知る人ぞ知る「検死官」シリーズの最新作である。

お馴染みの登場人物達が跋扈するが、私が特に本作で嬉しかったのは、ピート・マリーノの復活である。前作で、主人公スカーペッタをレイプしそうになり、それを恥じて行方不明になっていたのだが、本作では最前線に復帰する。復帰する過程での登場人物達の葛藤が描かれはするが、物語では余り大きく扱われてはいない。察するに、前作でのピートの失踪の仕方に固定ファンが抗議の声を殺到させたのではないだろうか(私も不満だったから)。それで、作者はピートの名誉回復の場を与えたのではないかと思う。で、その点は手早く片づけて、本筋に持って行きたかったのかも知れない。尤もこの点は、本シリーズを継続して読んでいないと分かりにくい点だが。

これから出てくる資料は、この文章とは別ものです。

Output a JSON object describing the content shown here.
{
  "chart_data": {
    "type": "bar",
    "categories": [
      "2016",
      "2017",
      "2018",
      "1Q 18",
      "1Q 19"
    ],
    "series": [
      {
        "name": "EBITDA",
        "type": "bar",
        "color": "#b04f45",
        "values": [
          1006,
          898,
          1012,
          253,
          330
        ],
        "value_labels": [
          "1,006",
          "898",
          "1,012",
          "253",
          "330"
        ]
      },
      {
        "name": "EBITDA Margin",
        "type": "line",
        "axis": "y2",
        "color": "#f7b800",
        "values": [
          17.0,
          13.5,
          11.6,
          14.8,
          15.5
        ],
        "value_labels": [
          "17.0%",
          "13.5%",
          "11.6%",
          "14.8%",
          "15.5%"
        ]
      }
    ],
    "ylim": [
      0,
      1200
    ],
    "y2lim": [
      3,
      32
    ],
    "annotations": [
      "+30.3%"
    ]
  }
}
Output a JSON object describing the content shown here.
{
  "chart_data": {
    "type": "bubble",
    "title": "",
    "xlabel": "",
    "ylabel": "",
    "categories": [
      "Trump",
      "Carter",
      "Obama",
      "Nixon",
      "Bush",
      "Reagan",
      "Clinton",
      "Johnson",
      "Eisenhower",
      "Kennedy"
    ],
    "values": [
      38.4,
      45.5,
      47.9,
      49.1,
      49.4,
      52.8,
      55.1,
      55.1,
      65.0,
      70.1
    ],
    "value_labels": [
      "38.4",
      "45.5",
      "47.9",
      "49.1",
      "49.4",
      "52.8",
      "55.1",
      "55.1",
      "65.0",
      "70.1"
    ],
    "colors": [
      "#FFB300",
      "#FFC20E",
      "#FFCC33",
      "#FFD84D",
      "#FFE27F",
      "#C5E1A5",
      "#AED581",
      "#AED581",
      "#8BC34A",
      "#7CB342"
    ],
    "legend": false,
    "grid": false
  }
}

物語の背景をなすのは、いわゆるネット社会である。インターネットやパソコン用語が氾濫するので、多少なりともメールやワープロの知識がないと附いていけないかもしれない。ただ、物語のメインとなる殺人事件自体にはそれほどコンピュータ用語は絡まないから、コンピュータに弱い人でも少々片仮名のコンピュータ用語を我慢すれば、十分楽しめるだろう。

ただ、活字で読んでいるから良いが、検死場面は想像しながら読むと例によって相当気持ち悪い。その手のグロテスクな場面に弱い人はダメな個所があるようだ。尤もこれも大した分量ではないが。

この「検死官」シリーズでは、最後は犯人が自ら主人公の前に現れるというパターンが目に着き、犯人追跡自体に重きが置かれる事は余りない。追いつ追われつの追跡劇でのサスペンスという点、いつも物足りなさを感じるが、犯人探し自体はそれなりに楽しめる。

少々長くて冗漫な印象もなくはないが、シリーズ固定ファンなら楽しめるだろう。まったく初めて本作から手にする人はどうかわからないが。